West of the Canyon on the northwest fringe of the ice sheet, an intriguing circular shape in the ice led researchers at the Natural History Museum of Denmark to probe deeper into NASA’s Icebridge data. Initial investigations indicated a sympathetic structure in the underlying bedrock. Additional airborne radar was acquired that subsequently confirmed their suspicions. Buried beneath a kilometre of ice was a crater, 31 km in diameter, about 300m deep, with a raised outer rim and raised center.
The morphology revealed by the radar data would probably have been enough to convince most people of its extraterrestrial origin. Fortuitously, the ice sheet here is drained by a couple of subglacial streams that appear to pass through the structure. Sediment samples were collected from streams where they emerge from the ice. The discovery of quartz crystals exhibiting evidence of high-pressure shock (shock lamellae visible in microscope views), provided the necessary confirmation. This is indeed a meteorite impact crater, the result of a bolide about a kilometre across; in size it ranks 25th on an Earth scale. The radar data also suggests that fragmented bedrock is incorporated into ice near the base of the ice sheet, in which case the impact was probably quite recent – perhaps no more than two million years ago. This was a sizeable impact and it is intriguing to ponder its effects on the course of Pleistocene evolution and climate. It is the first impact crater to be discovered beneath an ice sheet.

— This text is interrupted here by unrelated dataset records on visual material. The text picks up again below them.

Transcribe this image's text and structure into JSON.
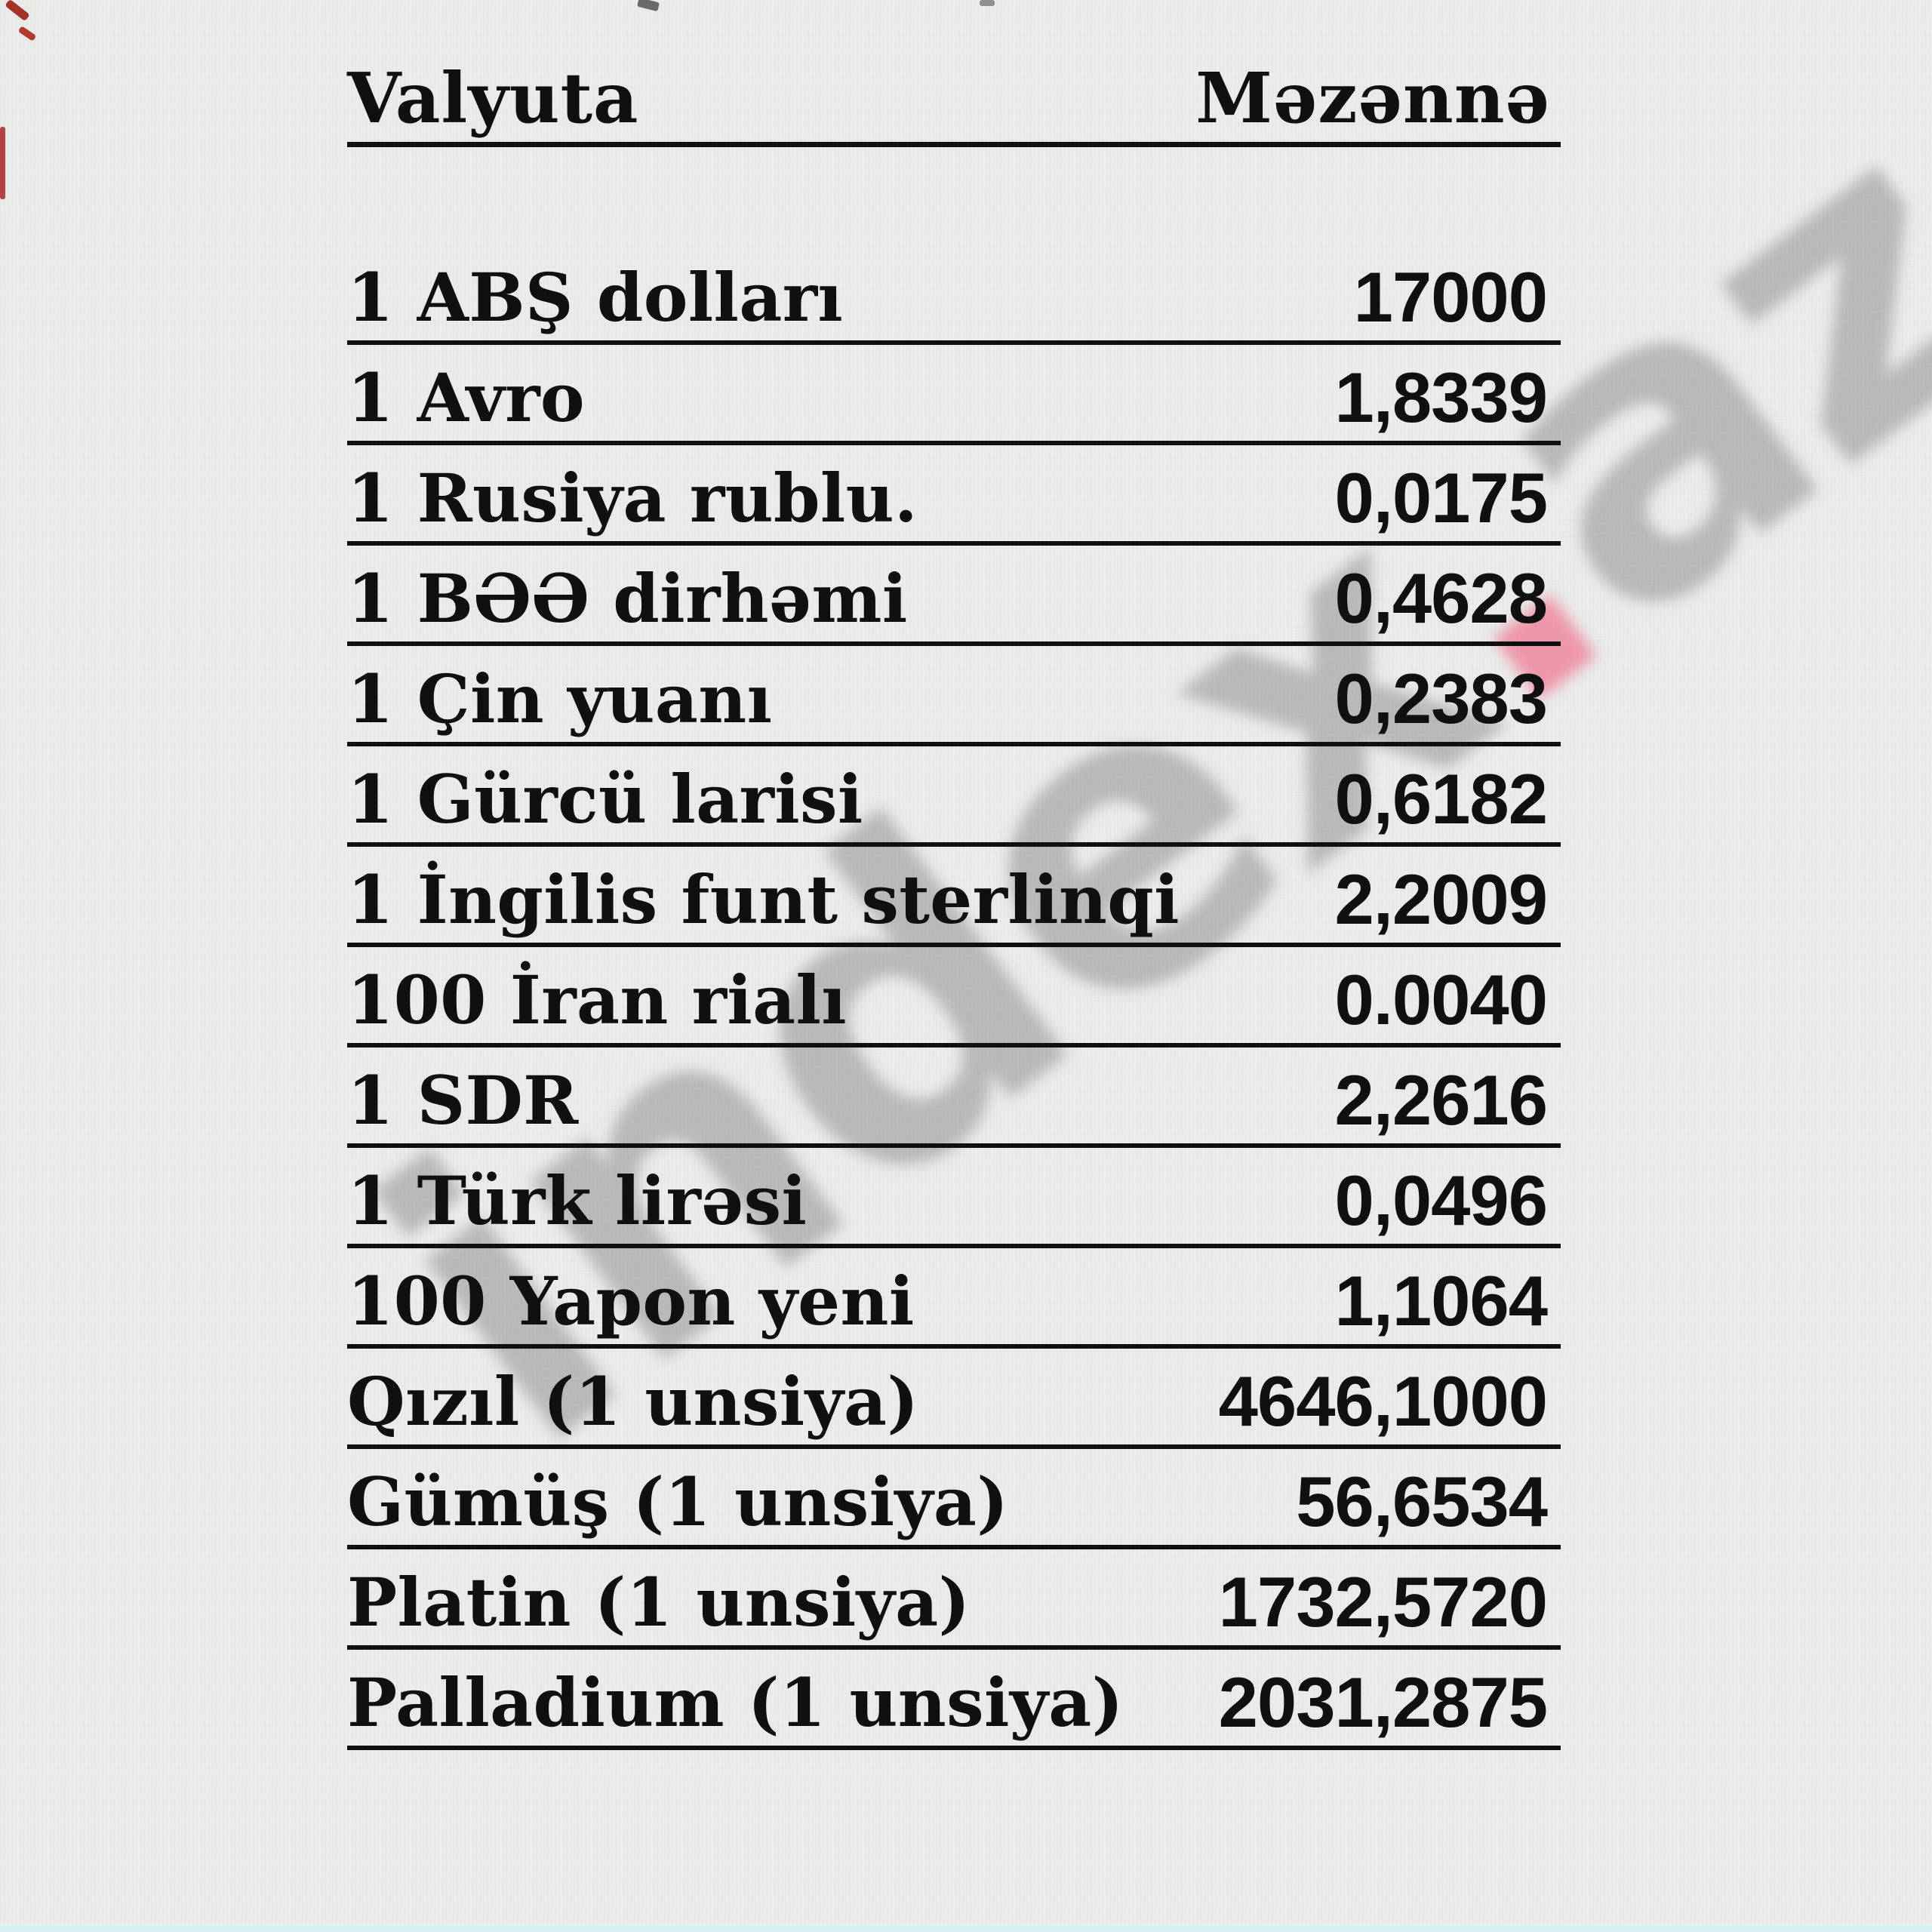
{
  "table": {
    "headers": {
      "currency": "Valyuta",
      "rate": "Məzənnə"
    },
    "rows": [
      {
        "currency": "1 ABŞ dolları",
        "rate": "17000"
      },
      {
        "currency": "1 Avro",
        "rate": "1,8339"
      },
      {
        "currency": "1 Rusiya rublu.",
        "rate": "0,0175"
      },
      {
        "currency": "1 BƏƏ dirhəmi",
        "rate": "0,4628"
      },
      {
        "currency": "1 Çin yuanı",
        "rate": "0,2383"
      },
      {
        "currency": "1 Gürcü larisi",
        "rate": "0,6182"
      },
      {
        "currency": "1 İngilis funt sterlinqi",
        "rate": "2,2009"
      },
      {
        "currency": "100 İran rialı",
        "rate": "0.0040"
      },
      {
        "currency": "1 SDR",
        "rate": "2,2616"
      },
      {
        "currency": "1 Türk lirəsi",
        "rate": "0,0496"
      },
      {
        "currency": "100 Yapon yeni",
        "rate": "1,1064"
      },
      {
        "currency": "Qızıl (1 unsiya)",
        "rate": "4646,1000"
      },
      {
        "currency": "Gümüş (1 unsiya)",
        "rate": "56,6534"
      },
      {
        "currency": "Platin (1 unsiya)",
        "rate": "1732,5720"
      },
      {
        "currency": "Palladium (1 unsiya)",
        "rate": "2031,2875"
      }
    ]
  },
  "watermark": {
    "text_before_dot": "index",
    "dot": ".",
    "text_after_dot": "az",
    "dot_color": "#ee849c",
    "text_color": "#6e6e6e"
  },
  "colors": {
    "background": "#eceeec",
    "text": "#101010",
    "rule": "#101010",
    "watermark_gray": "#6e6e6e",
    "watermark_dot_pink": "#ee849c",
    "bottom_edge_strip_cyan": "#d9f1f3",
    "scan_artifact_red": "#b23a2e"
  }
}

Like the deep oceans, ice sheets contain hidden worlds. Remote sensing, like ice-penetrating radar, allows us to ‘see’ what lies beneath. There seems little doubt that Greenland and Antarctica will reveal more geological treasures.
Addendum
The age of Hiawatha impact crater, and therefore the impact itself, have recently been updated – it appears to be much older than previously determined. A paper by Kenny et al., 2022 (open access) in Science Advances describes 49Ar-39Ar dating of shocked zircons from fragments found in glacial outwash immediately downstream of the crater. The new date is 58 Ma – which is Late Paleocene, and is about 7 million years after the (end Cretaceous) impact that finished off the dinosaurs (among other organisms).